The thermoelectric effect is the direct conversion of temperature differences to electric voltage and vice versa. The Seebeck effect is the conversion of heat directly into electricity at the junction of different types of wire. Meanwhile, the presence of heating or cooling at an electrified junction of two different conductors is known as the Peltier effect.

Thermoelectric cooling uses the Peltier effect to create a heat flux between the junction of two different types of materials. Its main application, thus far, is refrigeration, but it can also be used as a temperature controller that either heats or cools.

A thermoelectric circuit composed of materials of different Seebeck coefficients (p-doped and n-doped semiconductors), configured as a thermoelectric generator.

A thermoelectric circuit composed of materials of different Seebeck coefficients (p-doped and n-doped semiconductors), configured as a thermoelectric generator.

Komatsu’s thermoelectric module business, launched within Komatsu’s labs, was spun off in 1966. It became a wholly owned subsidiary, Komatsu Electronics, in 1972, and changed its name to Kelk in 2008.

Semiconductor manufacturing equipment
Kelks’ thermoelectric modules have ridden a wave in the growing market for semiconductor manufacturing equipment. The thermoelectric module that can precisely control temperature — keeping it consistent — has become indispensable for various stages of semiconductor production. 

Kelk’s modules serve the process from washing wafers and photo-resist coating to developing (the wafers are uniformly covered with a developing solution to develop the mask patterns) and removing photo resist. Kelk recently finished work on thermoelectric modules for “etching,” and is currently developing another for “exposure.”

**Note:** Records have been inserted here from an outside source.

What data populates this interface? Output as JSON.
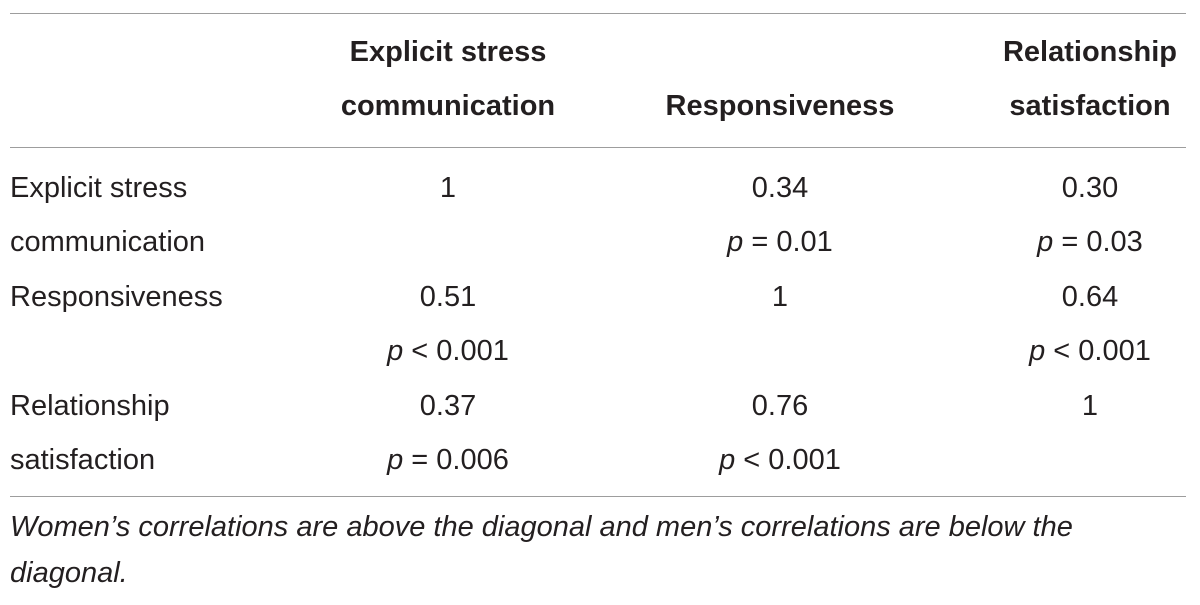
{
  "table": {
    "column_headers": [
      "",
      "Explicit stress communication",
      "Responsiveness",
      "Relationship satisfaction"
    ],
    "header_lines": {
      "col1": [
        "Explicit stress",
        "communication"
      ],
      "col2": [
        "Responsiveness"
      ],
      "col3": [
        "Relationship",
        "satisfaction"
      ]
    },
    "rows": [
      {
        "label_lines": [
          "Explicit stress",
          "communication"
        ],
        "cells": [
          {
            "r": "1",
            "p_symbol": "",
            "p_rest": ""
          },
          {
            "r": "0.34",
            "p_symbol": "p",
            "p_rest": " = 0.01"
          },
          {
            "r": "0.30",
            "p_symbol": "p",
            "p_rest": " = 0.03"
          }
        ]
      },
      {
        "label_lines": [
          "Responsiveness",
          ""
        ],
        "cells": [
          {
            "r": "0.51",
            "p_symbol": "p",
            "p_rest": " < 0.001"
          },
          {
            "r": "1",
            "p_symbol": "",
            "p_rest": ""
          },
          {
            "r": "0.64",
            "p_symbol": "p",
            "p_rest": " < 0.001"
          }
        ]
      },
      {
        "label_lines": [
          "Relationship",
          "satisfaction"
        ],
        "cells": [
          {
            "r": "0.37",
            "p_symbol": "p",
            "p_rest": " = 0.006"
          },
          {
            "r": "0.76",
            "p_symbol": "p",
            "p_rest": " < 0.001"
          },
          {
            "r": "1",
            "p_symbol": "",
            "p_rest": ""
          }
        ]
      }
    ],
    "footnote": "Women’s correlations are above the diagonal and men’s correlations are below the diagonal."
  }
}
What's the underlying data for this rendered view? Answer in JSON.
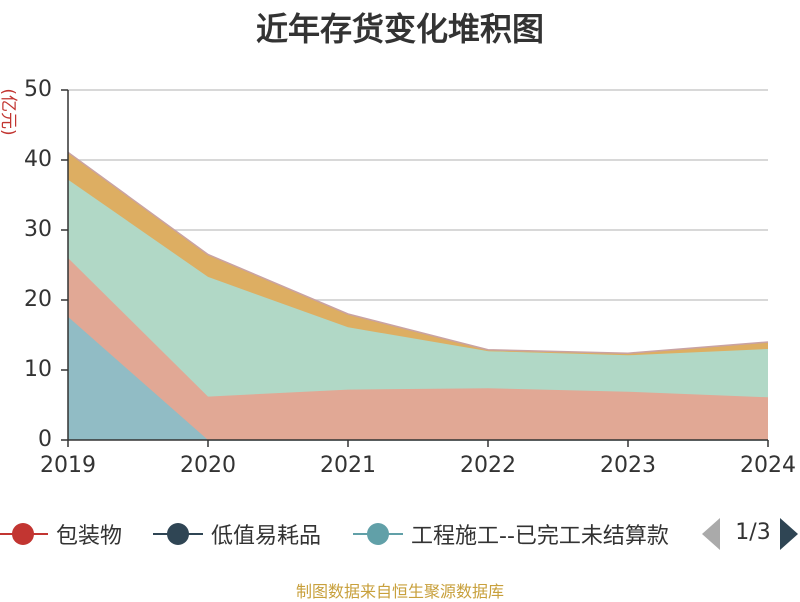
{
  "title": "近年存货变化堆积图",
  "source_note": "制图数据来自恒生聚源数据库",
  "legend_pager": {
    "text": "1/3",
    "prev_icon": "triangle-left-icon",
    "next_icon": "triangle-right-icon"
  },
  "legend": [
    {
      "name": "包装物",
      "color": "#c23531"
    },
    {
      "name": "低值易耗品",
      "color": "#2f4554"
    },
    {
      "name": "工程施工--已完工未结算款",
      "color": "#61a0a8"
    }
  ],
  "chart_data": {
    "type": "area",
    "stacked": true,
    "title": "近年存货变化堆积图",
    "ylabel": "(亿元)",
    "xlabel": "",
    "x": [
      "2019",
      "2020",
      "2021",
      "2022",
      "2023",
      "2024"
    ],
    "ylim": [
      0,
      50
    ],
    "yticks": [
      0,
      10,
      20,
      30,
      40,
      50
    ],
    "grid": true,
    "legend_position": "bottom",
    "series": [
      {
        "name": "",
        "color": "#91bcc5",
        "values": [
          17.6,
          0,
          0,
          0,
          0,
          0
        ]
      },
      {
        "name": "",
        "color": "#e1a895",
        "values": [
          8.4,
          6.2,
          7.2,
          7.4,
          6.9,
          6.1
        ]
      },
      {
        "name": "",
        "color": "#b1d8c6",
        "values": [
          11.2,
          17.1,
          8.9,
          5.3,
          5.2,
          6.9
        ]
      },
      {
        "name": "",
        "color": "#ddae62",
        "values": [
          3.8,
          3.1,
          1.8,
          0.1,
          0.2,
          0.9
        ]
      },
      {
        "name": "",
        "color": "#c9a3a3",
        "values": [
          0.1,
          0.1,
          0.1,
          0.1,
          0.1,
          0.1
        ]
      }
    ]
  }
}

Thermoelectric modules reside at the heart of CMP to control high-temperature chemicals. Thermoelectric modules are also used when washing wafers, to stabilize temperatures in chemical liquids and pure water.  
 Takechi also cited the example of coater/developers, where it’s critical to maintain the uniform temperature of a hot plate onto which a wafer is placed. 

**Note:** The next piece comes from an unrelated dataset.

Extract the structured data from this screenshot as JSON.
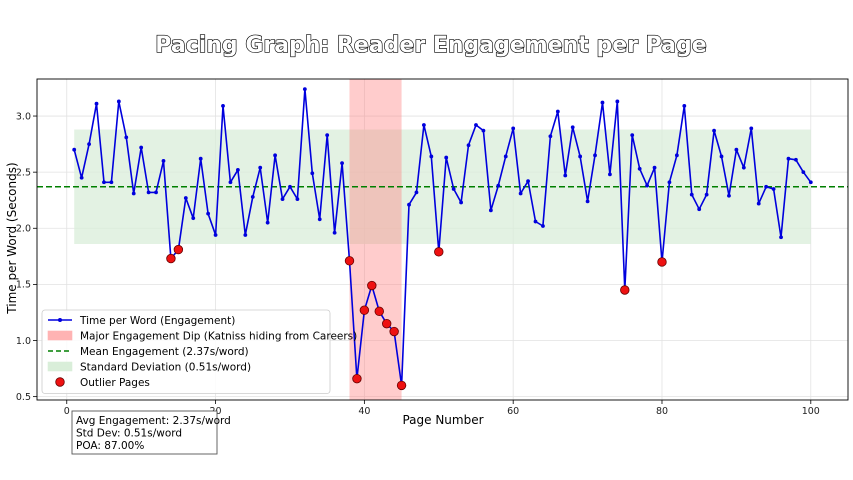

According to Takechi, throughout the coater/developer process, wafer temperature can’t be allowed to vary more than 0.1 C degree. To increase throughput speed, it’s necessary to substantially shorten cooling time — from 120 C degree to 90 C degree, for example. 

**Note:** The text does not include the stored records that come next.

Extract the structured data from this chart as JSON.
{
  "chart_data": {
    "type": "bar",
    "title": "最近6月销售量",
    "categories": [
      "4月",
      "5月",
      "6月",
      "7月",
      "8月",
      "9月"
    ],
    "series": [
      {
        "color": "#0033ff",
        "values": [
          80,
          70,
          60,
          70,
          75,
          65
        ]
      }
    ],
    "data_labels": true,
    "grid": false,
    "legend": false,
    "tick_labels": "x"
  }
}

The market of thermoelectric modules sounds like a pretty narrow niche in the context of the entire chip industry. But it’s a “high-tech niche,” as Takechi notes, that has earned Kelk a higher product margin and a global reputation. Semiconductor manufacturing equipment vendors depend on Kelk’s thermoelectric modules. Takechi claims Kelk supplies well over 65 percent of thermoelectric modules used in semi equipment on the global market. 

Optical communications
Another notable market for thermoelectric cooler (TEC) temperature controllers is fiber-optic lasers. 

Consumers’ insatiable appetite for increased bandwidth has resulted in deployment of fiber optic-based networks. Fiber-optic lines, driven by solid state lasers, are capable of very high information density. Highly packed data schemes such as DWDM (dense wavelength division multiplexing) use multiple lasers through fiber to obtain large multi-channel data streams.

Narrow-channel spacing relies on laser wavelength that’s tightly controlled. Lasers can do this, but problems come with temperature variations. That’s where TEC temperature controllers come in. 

A temperature controller must meet some unusual requirements. Most notably, because of ambient temperature variation and laser operation uncertainties, it must be able to either source or remove heat. 

Erbium-doped fiber amplifiers are essential to long-range optical-fiber communications, as they can efficiently amplify light. To amplify a laser and prolong its life, a TEC is necessary, according to Takechi.

As the mobile industry shifts from 3G to 4G and 5G, cellular network infrastructure must be able to handle ever-increasing data traffic. To maintain this data traffic over the air, mobile network operators control temperature in their base stations, using TECs. 

Similarly, as data centers use optical receivers to transmit massive data, “you also need TECs,” said Takechi. Kelk estimates the data center market alone that will deploy TECs will increase tenfold from 2015 to 2020.